Em Leiden, é fácil preservar a fé. “Em parte, graças à Igreja Copta que, desde os anos 1960, mantém todos os serviços religiosos”, refere Ibrahim Saweros “Quando vim para aqui, em Janeiro de 2010, já havia sete templos coptas em toda a Holanda. Eu frequento a igreja de Haia todos os domingos. Há outros serviços, como uma biblioteca com livros religiosos, em árabe e em neerlandês, uma loja que vende produtos egípcios, sobretudo para os períodos de jejum, e um lugar (tipo café) onde as famílias coptas se reúnem.” Leiden, acrescenta, é “uma cidade internacional onde não só os vizinhos holandeses são amáveis como se conhecem outras pessoas de todo o mundo.” Na realidade, sublinha, “é muito melhor ser um copta aqui do que no Egipto. Podemos comer, beber, rezar, pensar, vestirmo-nos como queremos e preferimos. É mais fácil construir aqui uma igreja copta do que no Egipto.”

Profundamente devoto, Saweros conhece bem os ritos da sua Igreja: “Celebramos 15 períodos de jejum por ano – sete deles chamam-se “grande jejum”, sendo os da Páscoa e do Natal os mais importantes. Segundo as Constituições Apostólicas, é obrigatório celebrar o Natal, festa que se relaciona de forma especial com a Eucaristia. As orações começam ao fim da tarde com a cerimónia do incenso. A seguir, vem a liturgia copta, com muitos cânticos entoados apenas nesta ocasião. O Papa, os bispos, os padres, os diáconos envergam as suas melhores vestes eclesiásticas.”

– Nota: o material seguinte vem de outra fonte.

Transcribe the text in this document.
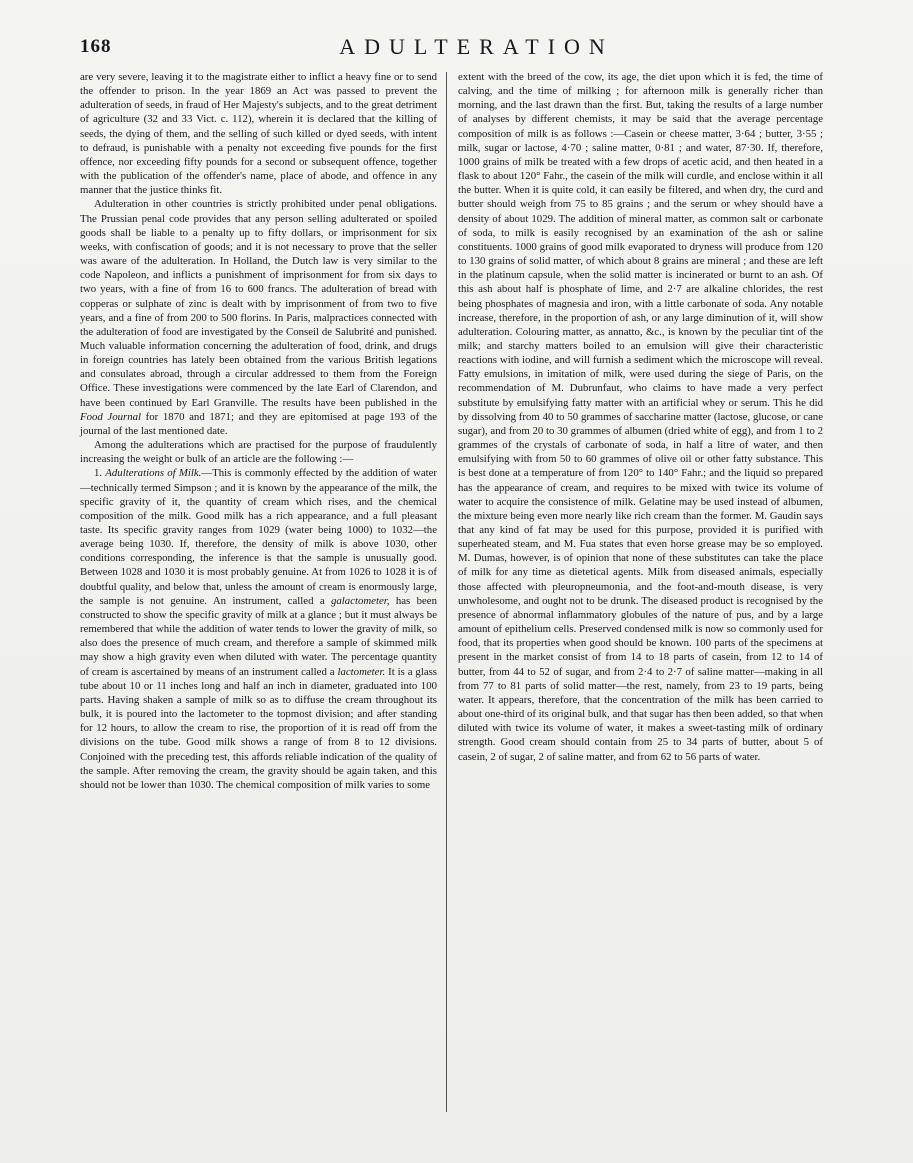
168	ADULTERATION

are very severe, leaving it to the magistrate either to inflict a heavy fine or to send the offender to prison. In the year 1869 an Act was passed to prevent the adulteration of seeds, in fraud of Her Majesty's subjects, and to the great detriment of agriculture (32 and 33 Vict. c. 112), wherein it is declared that the killing of seeds, the dying of them, and the selling of such killed or dyed seeds, with intent to defraud, is punishable with a penalty not exceeding five pounds for the first offence, nor exceeding fifty pounds for a second or subsequent offence, together with the publication of the offender's name, place of abode, and offence in any manner that the justice thinks fit.

Adulteration in other countries is strictly prohibited under penal obligations. The Prussian penal code provides that any person selling adulterated or spoiled goods shall be liable to a penalty up to fifty dollars, or imprisonment for six weeks, with confiscation of goods; and it is not necessary to prove that the seller was aware of the adulteration. In Holland, the Dutch law is very similar to the code Napoleon, and inflicts a punishment of imprisonment for from six days to two years, with a fine of from 16 to 600 francs. The adulteration of bread with copperas or sulphate of zinc is dealt with by imprisonment of from two to five years, and a fine of from 200 to 500 florins. In Paris, malpractices connected with the adulteration of food are investigated by the Conseil de Salubrité and punished. Much valuable information concerning the adulteration of food, drink, and drugs in foreign countries has lately been obtained from the various British legations and consulates abroad, through a circular addressed to them from the Foreign Office. These investigations were commenced by the late Earl of Clarendon, and have been continued by Earl Granville. The results have been published in the Food Journal for 1870 and 1871; and they are epitomised at page 193 of the journal of the last mentioned date.

Among the adulterations which are practised for the purpose of fraudulently increasing the weight or bulk of an article are the following :—

1. Adulterations of Milk.—This is commonly effected by the addition of water—technically termed Simpson ; and it is known by the appearance of the milk, the specific gravity of it, the quantity of cream which rises, and the chemical composition of the milk. Good milk has a rich appearance, and a full pleasant taste. Its specific gravity ranges from 1029 (water being 1000) to 1032—the average being 1030. If, therefore, the density of milk is above 1030, other conditions corresponding, the inference is that the sample is unusually good. Between 1028 and 1030 it is most probably genuine. At from 1026 to 1028 it is of doubtful quality, and below that, unless the amount of cream is enormously large, the sample is not genuine. An instrument, called a galactometer, has been constructed to show the specific gravity of milk at a glance ; but it must always be remembered that while the addition of water tends to lower the gravity of milk, so also does the presence of much cream, and therefore a sample of skimmed milk may show a high gravity even when diluted with water. The percentage quantity of cream is ascertained by means of an instrument called a lactometer. It is a glass tube about 10 or 11 inches long and half an inch in diameter, graduated into 100 parts. Having shaken a sample of milk so as to diffuse the cream throughout its bulk, it is poured into the lactometer to the topmost division; and after standing for 12 hours, to allow the cream to rise, the proportion of it is read off from the divisions on the tube. Good milk shows a range of from 8 to 12 divisions. Conjoined with the preceding test, this affords reliable indication of the quality of the sample. After removing the cream, the gravity should be again taken, and this should not be lower than 1030. The chemical composition of milk varies to some

extent with the breed of the cow, its age, the diet upon which it is fed, the time of calving, and the time of milking ; for afternoon milk is generally richer than morning, and the last drawn than the first. But, taking the results of a large number of analyses by different chemists, it may be said that the average percentage composition of milk is as follows :—Casein or cheese matter, 3·64 ; butter, 3·55 ; milk, sugar or lactose, 4·70 ; saline matter, 0·81 ; and water, 87·30. If, therefore, 1000 grains of milk be treated with a few drops of acetic acid, and then heated in a flask to about 120° Fahr., the casein of the milk will curdle, and enclose within it all the butter. When it is quite cold, it can easily be filtered, and when dry, the curd and butter should weigh from 75 to 85 grains ; and the serum or whey should have a density of about 1029. The addition of mineral matter, as common salt or carbonate of soda, to milk is easily recognised by an examination of the ash or saline constituents. 1000 grains of good milk evaporated to dryness will produce from 120 to 130 grains of solid matter, of which about 8 grains are mineral ; and these are left in the platinum capsule, when the solid matter is incinerated or burnt to an ash. Of this ash about half is phosphate of lime, and 2·7 are alkaline chlorides, the rest being phosphates of magnesia and iron, with a little carbonate of soda. Any notable increase, therefore, in the proportion of ash, or any large diminution of it, will show adulteration. Colouring matter, as annatto, &c., is known by the peculiar tint of the milk; and starchy matters boiled to an emulsion will give their characteristic reactions with iodine, and will furnish a sediment which the microscope will reveal. Fatty emulsions, in imitation of milk, were used during the siege of Paris, on the recommendation of M. Dubrunfaut, who claims to have made a very perfect substitute by emulsifying fatty matter with an artificial whey or serum. This he did by dissolving from 40 to 50 grammes of saccharine matter (lactose, glucose, or cane sugar), and from 20 to 30 grammes of albumen (dried white of egg), and from 1 to 2 grammes of the crystals of carbonate of soda, in half a litre of water, and then emulsifying with from 50 to 60 grammes of olive oil or other fatty substance. This is best done at a temperature of from 120° to 140° Fahr.; and the liquid so prepared has the appearance of cream, and requires to be mixed with twice its volume of water to acquire the consistence of milk. Gelatine may be used instead of albumen, the mixture being even more nearly like rich cream than the former. M. Gaudin says that any kind of fat may be used for this purpose, provided it is purified with superheated steam, and M. Fua states that even horse grease may be so employed. M. Dumas, however, is of opinion that none of these substitutes can take the place of milk for any time as dietetical agents. Milk from diseased animals, especially those affected with pleuropneumonia, and the foot-and-mouth disease, is very unwholesome, and ought not to be drunk. The diseased product is recognised by the presence of abnormal inflammatory globules of the nature of pus, and by a large amount of epithelium cells. Preserved condensed milk is now so commonly used for food, that its properties when good should be known. 100 parts of the specimens at present in the market consist of from 14 to 18 parts of casein, from 12 to 14 of butter, from 44 to 52 of sugar, and from 2·4 to 2·7 of saline matter—making in all from 77 to 81 parts of solid matter—the rest, namely, from 23 to 19 parts, being water. It appears, therefore, that the concentration of the milk has been carried to about one-third of its original bulk, and that sugar has then been added, so that when diluted with twice its volume of water, it makes a sweet-tasting milk of ordinary strength. Good cream should contain from 25 to 34 parts of butter, about 5 of casein, 2 of sugar, 2 of saline matter, and from 62 to 56 parts of water.
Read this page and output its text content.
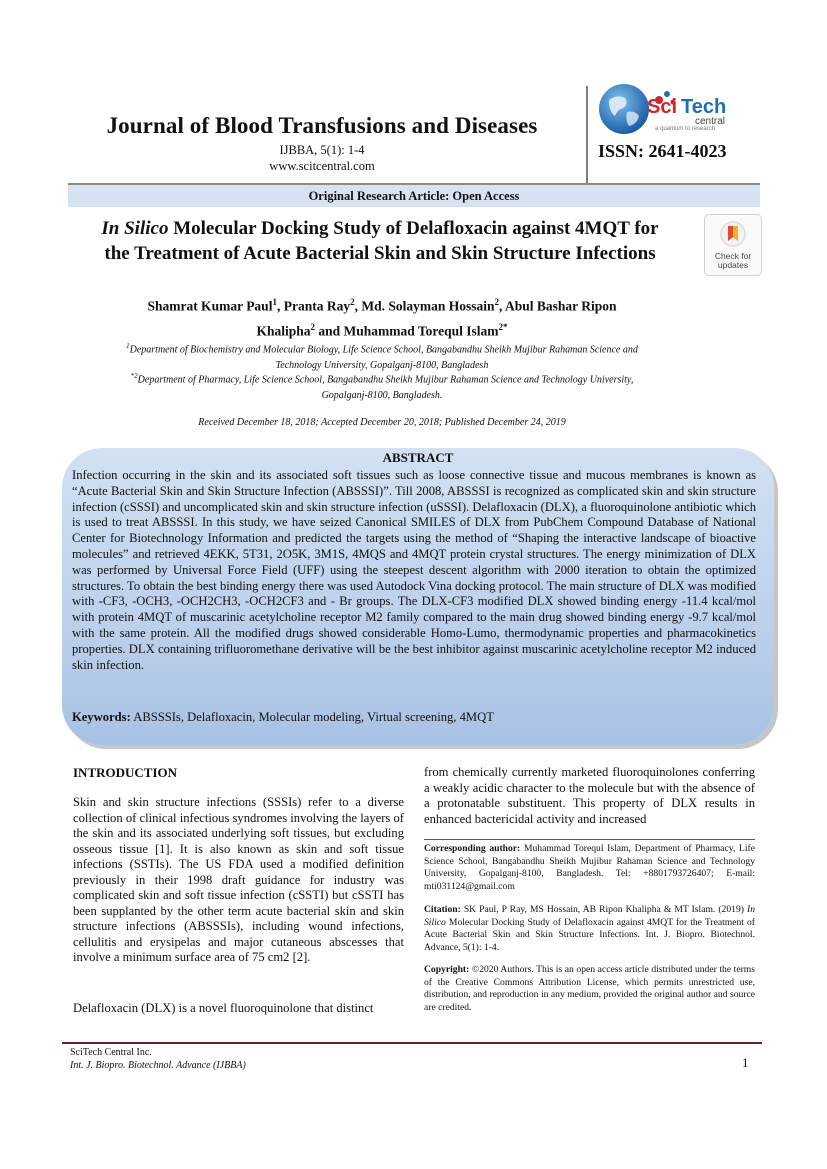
Journal of Blood Transfusions and Diseases
IJBBA, 5(1): 1-4
www.scitcentral.com
Sci Tech
central
a quantum to research.
ISSN: 2641-4023
Original Research Article: Open Access
In Silico Molecular Docking Study of Delafloxacin against 4MQT for
the Treatment of Acute Bacterial Skin and Skin Structure Infections	Check for
updates
Shamrat Kumar Paul$^1$, Pranta Ray$^2$, Md. Solayman Hossain$^2$, Abul Bashar Ripon
Khalipha$^2$ and Muhammad Torequl Islam$^{2*}$
$^1$Department of Biochemistry and Molecular Biology, Life Science School, Bangabandhu Sheikh Mujibur Rahaman Science and
Technology University, Gopalganj-8100, Bangladesh
$^{*2}$Department of Pharmacy, Life Science School, Bangabandhu Sheikh Mujibur Rahaman Science and Technology University,
Gopalganj-8100, Bangladesh.
Received December 18, 2018; Accepted December 20, 2018; Published December 24, 2019
ABSTRACT
Infection occurring in the skin and its associated soft tissues such as loose connective tissue and mucous membranes is known as “Acute Bacterial Skin and Skin Structure Infection (ABSSSI)”. Till 2008, ABSSSI is recognized as complicated skin and skin structure infection (cSSSI) and uncomplicated skin and skin structure infection (uSSSI). Delafloxacin (DLX), a fluoroquinolone antibiotic which is used to treat ABSSSI. In this study, we have seized Canonical SMILES of DLX from PubChem Compound Database of National Center for Biotechnology Information and predicted the targets using the method of “Shaping the interactive landscape of bioactive molecules” and retrieved 4EKK, 5T31, 2O5K, 3M1S, 4MQS and 4MQT protein crystal structures. The energy minimization of DLX was performed by Universal Force Field (UFF) using the steepest descent algorithm with 2000 iteration to obtain the optimized structures. To obtain the best binding energy there was used Autodock Vina docking protocol. The main structure of DLX was modified with -CF3, -OCH3, -OCH2CH3, -OCH2CF3 and - Br groups. The DLX-CF3 modified DLX showed binding energy -11.4 kcal/mol with protein 4MQT of muscarinic acetylcholine receptor M2 family compared to the main drug showed binding energy -9.7 kcal/mol with the same protein. All the modified drugs showed considerable Homo-Lumo, thermodynamic properties and pharmacokinetics properties. DLX containing trifluoromethane derivative will be the best inhibitor against muscarinic acetylcholine receptor M2 induced skin infection.
Keywords: ABSSSIs, Delafloxacin, Molecular modeling, Virtual screening, 4MQT
INTRODUCTION
Skin and skin structure infections (SSSIs) refer to a diverse collection of clinical infectious syndromes involving the layers of the skin and its associated underlying soft tissues, but excluding osseous tissue [1]. It is also known as skin and soft tissue infections (SSTIs). The US FDA used a modified definition previously in their 1998 draft guidance for industry was complicated skin and soft tissue infection (cSSTI) but cSSTI has been supplanted by the other term acute bacterial skin and skin structure infections (ABSSSIs), including wound infections, cellulitis and erysipelas and major cutaneous abscesses that involve a minimum surface area of 75 cm2 [2].
Delafloxacin (DLX) is a novel fluoroquinolone that distinct
from chemically currently marketed fluoroquinolones conferring a weakly acidic character to the molecule but with the absence of a protonatable substituent. This property of DLX results in enhanced bactericidal activity and increased
Corresponding author: Muhammad Torequl Islam, Department of Pharmacy, Life Science School, Bangabandhu Sheikh Mujibur Rahaman Science and Technology University, Gopalganj-8100, Bangladesh. Tel: +8801793726407; E-mail: mti031124@gmail.com
Citation: SK Paul, P Ray, MS Hossain, AB Ripon Khalipha & MT Islam. (2019) In Silico Molecular Docking Study of Delafloxacin against 4MQT for the Treatment of Acute Bacterial Skin and Skin Structure Infections. Int. J. Biopro. Biotechnol. Advance, 5(1): 1-4.
Copyright: ©2020 Authors. This is an open access article distributed under the terms of the Creative Commons Attribution License, which permits unrestricted use, distribution, and reproduction in any medium, provided the original author and source are credited.
SciTech Central Inc.
Int. J. Biopro. Biotechnol. Advance (IJBBA)	1
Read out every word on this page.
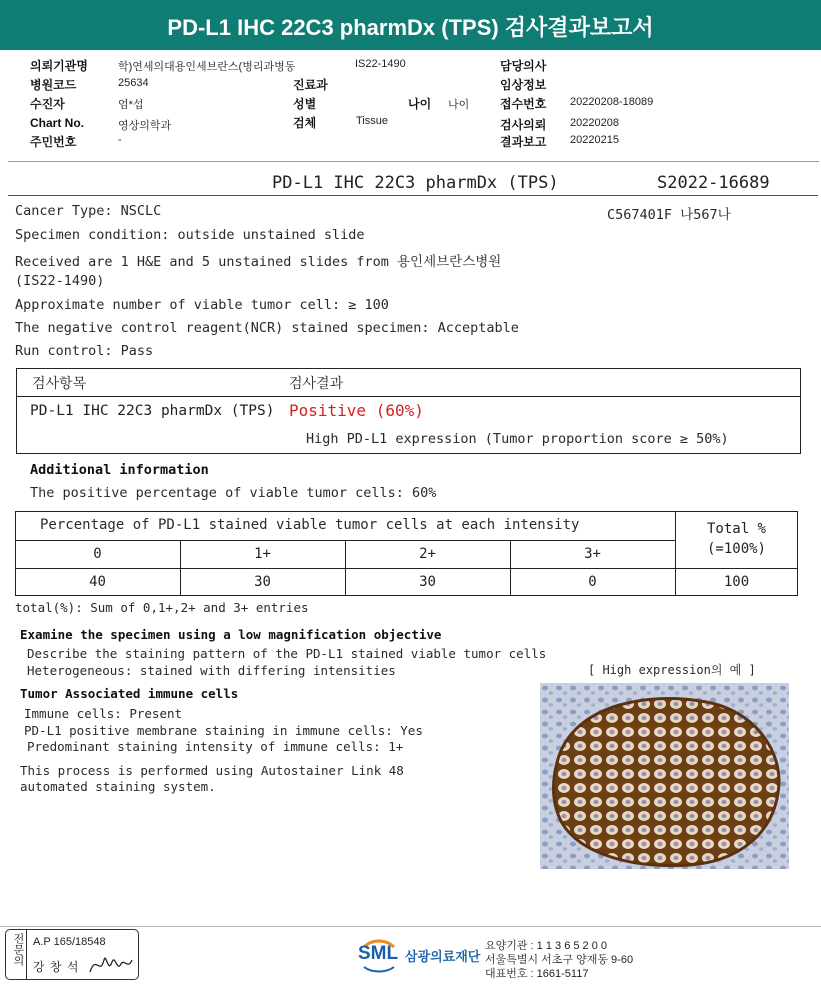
PD-L1 IHC 22C3 pharmDx (TPS) 검사결과보고서
의뢰기관명	학)연세의대용인세브란스(병리과병동	IS22-1490	담당의사
병원코드	25634	진료과	임상정보
수진자	엄*섭	성별	나이 나이	접수번호 20220208-18089
Chart No.	영상의학과	검체	Tissue	검사의뢰 20220208
주민번호	-	결과보고 20220215
PD-L1 IHC 22C3 pharmDx (TPS)	S2022-16689
Cancer Type: NSCLC	C567401F 나567나
Specimen condition: outside unstained slide
Received are 1 H&E and 5 unstained slides from 용인세브란스병원
(IS22-1490)
Approximate number of viable tumor cell: ≥ 100
The negative control reagent(NCR) stained specimen: Acceptable
Run control: Pass
검사항목	검사결과
PD-L1 IHC 22C3 pharmDx (TPS) Positive (60%)
High PD-L1 expression (Tumor proportion score ≥ 50%)
Additional information
The positive percentage of viable tumor cells: 60%
Percentage of PD-L1 stained viable tumor cells at each intensity	Total %
(=100%)
0	1+	2+	3+
40	30	30	0	100
total(%): Sum of 0,1+,2+ and 3+ entries
Examine the specimen using a low magnification objective
Describe the staining pattern of the PD-L1 stained viable tumor cells
Heterogeneous: stained with differing intensities	[ High expression의 예 ]
Tumor Associated immune cells
Immune cells: Present
PD-L1 positive membrane staining in immune cells: Yes
Predominant staining intensity of immune cells: 1+
This process is performed using Autostainer Link 48
automated staining system.
전문의 A.P 165/18548
강 창 석
SML 삼광의료재단
요양기관 : 1 1 3 6 5 2 0 0
서울특별시 서초구 양재동 9-60
대표번호 : 1661-5117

Saweros não especifica as razões por que deixou a pátria, mas o retrato que dela faz sugere que não saiu de livre vontade. “Os coptas têm sido sempre perseguidos e hoje a situação é ainda mais complicada”, lamenta. “O Egipto sob o poder de islamistas radicais divide-se em duas categorias: uma, a dos que detém o poder e governam o país, é composta por mentirosos cultos e espertos que estão sempre a invocar a tolerância do islão; na segunda estão aqueles que, em todas as esquinas, usam os punhos e às vezes as armas. Se ocorre, por exemplo, um problema entre dois vizinhos, um árbitro determinará que o vizinho é copta é seguramente o culpado. Pode ser-lhe exigido que dê todos os seus bens ao vizinho muçulmano ou que abandone o local de residência para sempre.”

“Milhares de coptas perderam os seus empregos por trabalharem como Sanai3y (por conta própria), em actividades como pintores ou canalizadores, que podem ser contratados a nível individual”, queixa-se Saweros. “Muitos têm de esconder a sua identidade (sobretudo as mulheres) para não serem vítimas de violência. Os islamistas radicais fazem tudo para que as povoações sejam 100% habitadas por muçulmanos.”

Ibrahim Saweros está convencido que a nova geração de coptas participará em todos os protestos contra o novo presidente, Mohamed Morsi, da Irmandade Muçulmana, mas crê também que “milhares tentarão encontrar maneira de fugir do Egipto, que perde uma parte importante dos seus cérebros.” Esta nova geração, de 25 anos e menos, “está a afastar-se da Igreja completamente; nasceu num mundo livre e digital; exprime-se em várias línguas, participa activamente nas redes sociais, e na cena política, ao lado de muçulmanos, sobretudo desde [a revolução de] 25 de Janeiro de 2011, mas não tolera os muçulmanos radicais. São jovens cultos, conhecem bem a sua história.”

A Igreja Copta, como instituição, não se afastará da política, sublinha o investigador em Leiden. “O regime continuará a usá-la como instrumento de poder, tal como usa [a mesquita-universidade de] Al-Azhar [reduto do islão sunita], porque precisa que o clero controle os jovens – revoltados, se não virem as suas reivindicações aceites, tudo se pode esperar deles.”

“Desde há meio século que os coptas têm vindo a emigrar para o Ocidente”, lembra Saweros. É uma diáspora “totalmente conservadora, europeus/americanos de cultura e educação, mas orgulhosos de serem coptas, isto é, filhos dos faraós.” O maior desafio da comunidade, conclui, é o de “manter a sua identidade sem recorrer à violência. Tem de mostrar aos extremistas que o cerne do cristianismo é o amor. Tem de os persuadir de que no Egipto há lugar para todos e, para isso, o diálogo tem de infinito.”